I was lucky enough to meet Anthony Foley before. One time was when I was still at school and two of us interrupted a fitness session to for a quick picture before small break ended.
The Irish Team were training on one of the pitches in Terenure College. There was Ronan O’Gara, Brian O’Driscoll, Peter Stringer, Donncha O’Callaghan, Paul O’Connell, Malcolm O’Kelly, Reggie Corrigan, Simon Easterby, John Hayes. We munched our Tayto’s and watched men we’d only previously seen on TV or from a distance in a stand; piling in to each other.
On our way back to classes we spotted someone on another pitch who we had missed previously…
“Is that Anthony Foley?” My friend asked and sure enough it was. There was Axel undergoing some type of punishment, he was coming back from an injury – maybe that’s what you get when you’re injured. He’d run to a mark, drop to the ground and army crawl the rest of the way. He was doing this with a cable attached to him, the cable was dragging a man who Axel pulled along with him on his travels. We watched him go to one end, sit on the ground to catch a breath for a minute, get up and go again. Axel arrived back up our end of the field, sat on the ground – and we decided to give him an extended break period…
“Anthony, Anthony – can we have a photo while your sitting down.” He was breathing heavy, chest heaving, face wet and grass on his cheek, tired, working hard, unphased.
The trainers were commencing to lift us out of it for interrupting but “no problem lads” Anthony said beginning to stand up. “Stay where you are we’ll come down to you.” “You’re grand, you’re grand. I’m nearly finished anyhow.” He didn’t seem to mind the interruption even if his lungs were being pulled from him and it not even lunch time yet, we were only young lads, and back to work he went.
I have a huge interest in all Irish Rugby, and particularly the story of Munster, Anthony Foley was a big part of that, he oozed leadership and calm in the chaos. Rugby looked simple when he played it and when Anthony Foley was on the field against any opposition you always felt things would be alright.
I’ve read many books on Munster, including his own, about the history of the club, its journeys through Europe, beating the All Blacks. There was Foley involvement in all of it. Anthony Foley is Munster. Anthony Foley was Munster even before Paul O’Connell. I’d always get goosebumps when Thomond Park came on TV at nighttime in winter, whether it was Leicester Tigers, Sale Sharks, or Newport Gwent Dragons the history of the stadium and the cause of Munster roared in to the Limerick sky. Foley was a joy to watch, a man who never stopped trying, who always worked hard for his team, his people and his home.

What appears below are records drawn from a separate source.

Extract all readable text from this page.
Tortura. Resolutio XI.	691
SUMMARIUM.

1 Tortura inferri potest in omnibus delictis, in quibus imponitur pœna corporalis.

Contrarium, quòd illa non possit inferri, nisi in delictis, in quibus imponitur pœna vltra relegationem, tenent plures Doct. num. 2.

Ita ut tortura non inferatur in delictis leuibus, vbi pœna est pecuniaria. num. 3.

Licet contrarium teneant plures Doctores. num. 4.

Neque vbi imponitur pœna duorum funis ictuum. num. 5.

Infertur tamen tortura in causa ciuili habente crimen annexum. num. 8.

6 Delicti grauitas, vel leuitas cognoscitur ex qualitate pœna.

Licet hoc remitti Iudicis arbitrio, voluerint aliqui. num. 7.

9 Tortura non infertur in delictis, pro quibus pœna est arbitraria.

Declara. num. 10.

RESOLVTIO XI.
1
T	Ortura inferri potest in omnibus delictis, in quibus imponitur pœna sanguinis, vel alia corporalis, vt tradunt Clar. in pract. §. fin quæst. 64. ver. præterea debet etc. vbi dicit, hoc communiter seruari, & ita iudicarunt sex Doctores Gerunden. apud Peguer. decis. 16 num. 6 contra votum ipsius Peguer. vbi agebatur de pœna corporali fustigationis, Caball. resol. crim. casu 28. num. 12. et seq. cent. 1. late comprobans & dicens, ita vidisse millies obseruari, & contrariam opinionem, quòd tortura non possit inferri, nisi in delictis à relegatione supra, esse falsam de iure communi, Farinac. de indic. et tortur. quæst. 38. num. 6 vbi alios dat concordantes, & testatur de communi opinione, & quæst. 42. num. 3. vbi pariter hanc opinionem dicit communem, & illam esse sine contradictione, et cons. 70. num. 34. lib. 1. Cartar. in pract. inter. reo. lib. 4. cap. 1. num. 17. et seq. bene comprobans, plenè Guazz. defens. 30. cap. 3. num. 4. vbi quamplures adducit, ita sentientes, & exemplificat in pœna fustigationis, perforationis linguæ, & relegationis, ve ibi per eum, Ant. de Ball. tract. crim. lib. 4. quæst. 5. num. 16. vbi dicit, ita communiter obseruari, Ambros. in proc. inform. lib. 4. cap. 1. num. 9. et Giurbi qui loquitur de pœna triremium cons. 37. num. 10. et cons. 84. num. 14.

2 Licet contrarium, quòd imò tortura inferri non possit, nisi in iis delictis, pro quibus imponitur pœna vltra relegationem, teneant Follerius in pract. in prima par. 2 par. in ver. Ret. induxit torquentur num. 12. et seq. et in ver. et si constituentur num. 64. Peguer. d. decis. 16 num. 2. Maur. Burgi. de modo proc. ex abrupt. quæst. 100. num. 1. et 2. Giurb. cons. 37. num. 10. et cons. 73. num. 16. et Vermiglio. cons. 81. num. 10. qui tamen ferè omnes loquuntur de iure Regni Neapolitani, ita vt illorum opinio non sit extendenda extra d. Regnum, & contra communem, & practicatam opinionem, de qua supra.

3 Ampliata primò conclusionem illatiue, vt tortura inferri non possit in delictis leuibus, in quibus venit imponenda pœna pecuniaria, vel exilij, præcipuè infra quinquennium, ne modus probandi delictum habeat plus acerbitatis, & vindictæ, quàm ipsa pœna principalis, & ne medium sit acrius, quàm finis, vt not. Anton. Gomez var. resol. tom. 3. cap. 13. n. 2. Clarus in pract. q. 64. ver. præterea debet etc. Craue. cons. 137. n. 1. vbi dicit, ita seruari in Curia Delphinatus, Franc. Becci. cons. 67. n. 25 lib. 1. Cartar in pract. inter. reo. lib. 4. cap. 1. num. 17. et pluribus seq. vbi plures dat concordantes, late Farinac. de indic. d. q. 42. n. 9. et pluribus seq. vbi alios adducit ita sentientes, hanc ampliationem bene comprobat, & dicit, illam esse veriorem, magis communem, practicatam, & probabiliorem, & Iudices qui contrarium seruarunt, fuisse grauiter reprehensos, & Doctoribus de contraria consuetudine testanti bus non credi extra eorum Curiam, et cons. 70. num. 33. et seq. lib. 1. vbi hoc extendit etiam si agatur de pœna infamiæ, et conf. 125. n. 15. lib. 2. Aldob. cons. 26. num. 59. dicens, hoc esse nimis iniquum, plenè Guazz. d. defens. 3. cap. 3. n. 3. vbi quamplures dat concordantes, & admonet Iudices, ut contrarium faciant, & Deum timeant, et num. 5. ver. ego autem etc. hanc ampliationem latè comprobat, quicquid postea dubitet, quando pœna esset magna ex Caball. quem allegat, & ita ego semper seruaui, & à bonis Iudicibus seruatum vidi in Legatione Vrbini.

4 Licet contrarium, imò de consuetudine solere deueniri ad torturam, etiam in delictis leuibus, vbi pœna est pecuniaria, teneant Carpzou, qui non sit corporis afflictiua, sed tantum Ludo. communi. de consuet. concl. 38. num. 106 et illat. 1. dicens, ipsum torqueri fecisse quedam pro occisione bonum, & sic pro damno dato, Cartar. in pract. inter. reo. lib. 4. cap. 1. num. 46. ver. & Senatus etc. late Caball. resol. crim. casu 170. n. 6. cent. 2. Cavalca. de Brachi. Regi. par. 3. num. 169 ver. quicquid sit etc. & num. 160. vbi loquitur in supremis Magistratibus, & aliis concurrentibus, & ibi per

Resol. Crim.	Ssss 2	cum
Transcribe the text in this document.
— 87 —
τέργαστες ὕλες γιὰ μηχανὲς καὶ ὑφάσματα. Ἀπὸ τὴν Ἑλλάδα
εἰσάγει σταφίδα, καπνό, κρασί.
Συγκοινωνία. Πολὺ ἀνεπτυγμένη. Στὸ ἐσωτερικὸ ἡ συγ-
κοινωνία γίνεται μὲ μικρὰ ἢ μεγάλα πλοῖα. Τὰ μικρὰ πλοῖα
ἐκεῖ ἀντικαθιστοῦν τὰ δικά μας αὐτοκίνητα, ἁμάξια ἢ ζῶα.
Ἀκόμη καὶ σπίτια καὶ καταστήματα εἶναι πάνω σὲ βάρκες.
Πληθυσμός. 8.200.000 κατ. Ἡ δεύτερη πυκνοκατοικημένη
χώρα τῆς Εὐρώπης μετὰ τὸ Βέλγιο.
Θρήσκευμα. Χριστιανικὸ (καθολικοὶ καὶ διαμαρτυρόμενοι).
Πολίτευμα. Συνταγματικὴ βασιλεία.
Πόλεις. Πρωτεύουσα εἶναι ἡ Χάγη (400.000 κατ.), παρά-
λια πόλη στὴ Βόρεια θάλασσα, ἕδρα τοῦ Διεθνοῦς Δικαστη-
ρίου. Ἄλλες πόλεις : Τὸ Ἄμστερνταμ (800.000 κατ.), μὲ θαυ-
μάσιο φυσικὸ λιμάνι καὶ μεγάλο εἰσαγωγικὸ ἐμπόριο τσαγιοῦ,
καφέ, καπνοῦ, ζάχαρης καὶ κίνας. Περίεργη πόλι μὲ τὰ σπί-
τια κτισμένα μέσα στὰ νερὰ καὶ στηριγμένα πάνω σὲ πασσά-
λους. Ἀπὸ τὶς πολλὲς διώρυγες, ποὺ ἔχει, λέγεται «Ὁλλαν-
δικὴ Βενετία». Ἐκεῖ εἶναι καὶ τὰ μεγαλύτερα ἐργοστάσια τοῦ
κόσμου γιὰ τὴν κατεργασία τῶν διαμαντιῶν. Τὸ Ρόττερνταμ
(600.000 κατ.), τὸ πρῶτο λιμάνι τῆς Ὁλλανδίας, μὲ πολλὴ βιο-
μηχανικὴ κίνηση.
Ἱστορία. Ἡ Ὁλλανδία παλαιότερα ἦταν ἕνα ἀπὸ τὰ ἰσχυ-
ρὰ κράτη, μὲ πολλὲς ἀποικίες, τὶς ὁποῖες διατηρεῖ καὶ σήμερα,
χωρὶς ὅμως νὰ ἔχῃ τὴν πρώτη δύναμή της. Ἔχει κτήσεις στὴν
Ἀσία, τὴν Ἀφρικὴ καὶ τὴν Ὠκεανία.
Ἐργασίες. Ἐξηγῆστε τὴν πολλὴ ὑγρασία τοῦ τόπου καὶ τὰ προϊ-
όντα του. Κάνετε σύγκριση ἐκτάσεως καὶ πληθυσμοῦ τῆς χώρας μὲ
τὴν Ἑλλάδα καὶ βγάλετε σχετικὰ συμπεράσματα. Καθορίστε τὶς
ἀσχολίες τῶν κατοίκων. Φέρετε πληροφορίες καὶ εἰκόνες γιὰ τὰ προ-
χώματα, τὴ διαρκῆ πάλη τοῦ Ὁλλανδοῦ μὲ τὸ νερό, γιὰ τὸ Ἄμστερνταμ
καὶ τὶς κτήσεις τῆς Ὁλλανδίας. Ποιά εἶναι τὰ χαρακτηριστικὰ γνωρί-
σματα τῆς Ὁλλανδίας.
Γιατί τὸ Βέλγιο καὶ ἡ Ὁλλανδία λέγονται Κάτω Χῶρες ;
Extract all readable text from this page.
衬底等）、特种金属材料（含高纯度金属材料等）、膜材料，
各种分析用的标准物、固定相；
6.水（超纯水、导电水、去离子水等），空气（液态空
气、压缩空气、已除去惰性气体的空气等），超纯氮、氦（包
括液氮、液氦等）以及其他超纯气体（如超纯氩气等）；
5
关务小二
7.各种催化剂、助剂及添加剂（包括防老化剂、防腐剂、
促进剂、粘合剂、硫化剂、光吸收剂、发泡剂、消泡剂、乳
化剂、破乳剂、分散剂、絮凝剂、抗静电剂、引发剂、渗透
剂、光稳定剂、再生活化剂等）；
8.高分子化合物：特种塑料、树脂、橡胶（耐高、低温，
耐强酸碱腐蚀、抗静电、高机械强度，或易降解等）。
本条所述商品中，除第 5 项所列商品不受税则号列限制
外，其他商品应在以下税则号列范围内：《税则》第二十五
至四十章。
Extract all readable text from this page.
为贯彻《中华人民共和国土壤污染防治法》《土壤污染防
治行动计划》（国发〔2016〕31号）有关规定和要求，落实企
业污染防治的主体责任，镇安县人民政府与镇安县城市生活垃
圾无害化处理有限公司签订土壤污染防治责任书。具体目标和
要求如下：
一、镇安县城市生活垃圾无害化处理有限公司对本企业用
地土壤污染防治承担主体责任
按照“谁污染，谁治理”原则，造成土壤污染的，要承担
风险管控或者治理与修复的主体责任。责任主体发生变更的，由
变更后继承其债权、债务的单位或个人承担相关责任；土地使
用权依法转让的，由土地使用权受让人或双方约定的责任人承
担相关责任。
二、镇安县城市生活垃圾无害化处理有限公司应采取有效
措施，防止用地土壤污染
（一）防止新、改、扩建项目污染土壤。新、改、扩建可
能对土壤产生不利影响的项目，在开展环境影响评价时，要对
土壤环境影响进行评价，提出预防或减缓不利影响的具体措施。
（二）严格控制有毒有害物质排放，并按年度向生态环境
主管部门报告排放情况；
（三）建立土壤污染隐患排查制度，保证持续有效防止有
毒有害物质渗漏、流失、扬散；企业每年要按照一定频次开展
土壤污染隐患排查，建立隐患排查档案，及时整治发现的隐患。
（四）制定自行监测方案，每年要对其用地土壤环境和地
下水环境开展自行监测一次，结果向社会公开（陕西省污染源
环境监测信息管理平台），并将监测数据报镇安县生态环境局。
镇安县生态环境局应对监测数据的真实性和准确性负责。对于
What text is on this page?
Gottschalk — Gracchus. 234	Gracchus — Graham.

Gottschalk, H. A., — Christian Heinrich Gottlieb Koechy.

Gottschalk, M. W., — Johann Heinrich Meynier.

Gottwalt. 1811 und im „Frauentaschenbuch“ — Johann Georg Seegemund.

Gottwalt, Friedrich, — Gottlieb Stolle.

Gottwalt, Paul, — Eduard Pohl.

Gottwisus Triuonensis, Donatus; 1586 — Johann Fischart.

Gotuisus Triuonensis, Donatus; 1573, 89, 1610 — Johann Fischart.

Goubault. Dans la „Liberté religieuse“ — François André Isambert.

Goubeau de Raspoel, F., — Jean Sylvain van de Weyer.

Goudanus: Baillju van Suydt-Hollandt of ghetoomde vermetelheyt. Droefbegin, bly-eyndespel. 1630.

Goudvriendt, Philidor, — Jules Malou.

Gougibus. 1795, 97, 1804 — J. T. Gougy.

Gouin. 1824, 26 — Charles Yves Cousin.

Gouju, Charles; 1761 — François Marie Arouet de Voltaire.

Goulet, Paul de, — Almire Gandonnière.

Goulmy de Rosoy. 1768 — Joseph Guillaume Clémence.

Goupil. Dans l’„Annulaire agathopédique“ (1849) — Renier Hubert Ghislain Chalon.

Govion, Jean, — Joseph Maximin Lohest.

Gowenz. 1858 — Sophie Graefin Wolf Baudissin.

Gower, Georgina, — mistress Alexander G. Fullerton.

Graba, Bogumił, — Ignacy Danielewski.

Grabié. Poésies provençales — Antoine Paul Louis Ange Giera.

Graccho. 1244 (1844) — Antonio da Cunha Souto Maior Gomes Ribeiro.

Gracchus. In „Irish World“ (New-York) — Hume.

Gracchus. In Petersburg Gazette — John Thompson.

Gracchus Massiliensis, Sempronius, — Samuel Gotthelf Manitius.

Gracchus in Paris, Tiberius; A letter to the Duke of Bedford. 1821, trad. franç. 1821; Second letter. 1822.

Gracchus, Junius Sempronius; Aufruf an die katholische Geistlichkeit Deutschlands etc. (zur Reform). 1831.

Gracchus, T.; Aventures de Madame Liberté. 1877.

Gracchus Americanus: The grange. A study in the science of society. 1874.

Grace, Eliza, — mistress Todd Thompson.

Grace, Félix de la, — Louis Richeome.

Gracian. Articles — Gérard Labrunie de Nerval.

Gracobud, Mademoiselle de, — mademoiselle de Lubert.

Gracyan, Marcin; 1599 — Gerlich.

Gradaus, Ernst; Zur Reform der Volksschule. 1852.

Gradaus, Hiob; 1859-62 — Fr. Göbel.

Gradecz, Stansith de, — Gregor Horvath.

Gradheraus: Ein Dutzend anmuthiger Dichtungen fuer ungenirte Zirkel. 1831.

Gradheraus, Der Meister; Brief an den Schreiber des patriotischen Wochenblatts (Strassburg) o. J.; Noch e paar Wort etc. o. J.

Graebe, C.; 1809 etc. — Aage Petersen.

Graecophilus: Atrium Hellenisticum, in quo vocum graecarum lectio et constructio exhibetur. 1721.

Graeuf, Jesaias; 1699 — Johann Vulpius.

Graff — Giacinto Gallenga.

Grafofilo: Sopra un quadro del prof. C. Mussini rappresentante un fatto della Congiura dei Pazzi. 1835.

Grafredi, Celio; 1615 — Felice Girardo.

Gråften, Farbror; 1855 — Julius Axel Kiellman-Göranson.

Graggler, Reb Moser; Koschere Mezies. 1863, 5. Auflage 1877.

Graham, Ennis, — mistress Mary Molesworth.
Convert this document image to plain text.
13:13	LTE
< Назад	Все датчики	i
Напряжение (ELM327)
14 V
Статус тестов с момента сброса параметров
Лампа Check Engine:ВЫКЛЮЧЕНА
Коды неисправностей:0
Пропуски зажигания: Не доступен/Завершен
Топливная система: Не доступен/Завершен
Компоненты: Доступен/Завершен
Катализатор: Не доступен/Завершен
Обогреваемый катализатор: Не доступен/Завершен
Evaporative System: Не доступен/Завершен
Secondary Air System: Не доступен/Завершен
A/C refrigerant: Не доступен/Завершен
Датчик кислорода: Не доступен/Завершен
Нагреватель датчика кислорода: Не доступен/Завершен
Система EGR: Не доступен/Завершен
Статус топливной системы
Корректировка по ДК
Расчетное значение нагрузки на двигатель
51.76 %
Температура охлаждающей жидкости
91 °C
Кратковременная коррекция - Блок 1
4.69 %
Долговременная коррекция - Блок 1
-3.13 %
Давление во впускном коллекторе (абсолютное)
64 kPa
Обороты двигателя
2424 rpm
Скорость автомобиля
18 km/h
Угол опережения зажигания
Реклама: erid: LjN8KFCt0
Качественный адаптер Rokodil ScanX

I was glad it was him who was captain the day Munster won their first Heineken Cup in May 2006. It was fitting that he was the first Munster player to hold the trophy. Having been their from the start of the journey, he deserved it most of all. I remember his last rugby game against the Glasgow Warriors in Musgrave Park in 2008, he scored a try and was named man of the match. Donal Lenihan was commentating and awarded him the prize, “man of the decade” he proclaimed.
I imagine Anthony Foley was a good type of person to know. He certainly seems to have been. I would imagine many people’s lives are poorer without him this morning, or richer for having had him but it wouldn’t feel like that at all yet. Funny, brave, shy too, intensely passionate, easy company, loyal, honest, gentleman, husband, friend, son, father, brother, are terms that spring to mind. It’s hard to do work today, there’s not much success in concentrating, something bigger and more important is taking my attention and I didn’t know the man.
I’ve bought two newspapers that have tributes to Anthony but I haven’t read them yet. I won’t read them until tonight, when I can sit and read slowly, rather than scanning through them in a hurry before going back to work, I’ll wait until tonight when I can sit and remember Anthony Foley, Shannon, Munster and Ireland Number 8, somebody’s friend, somebody’s family.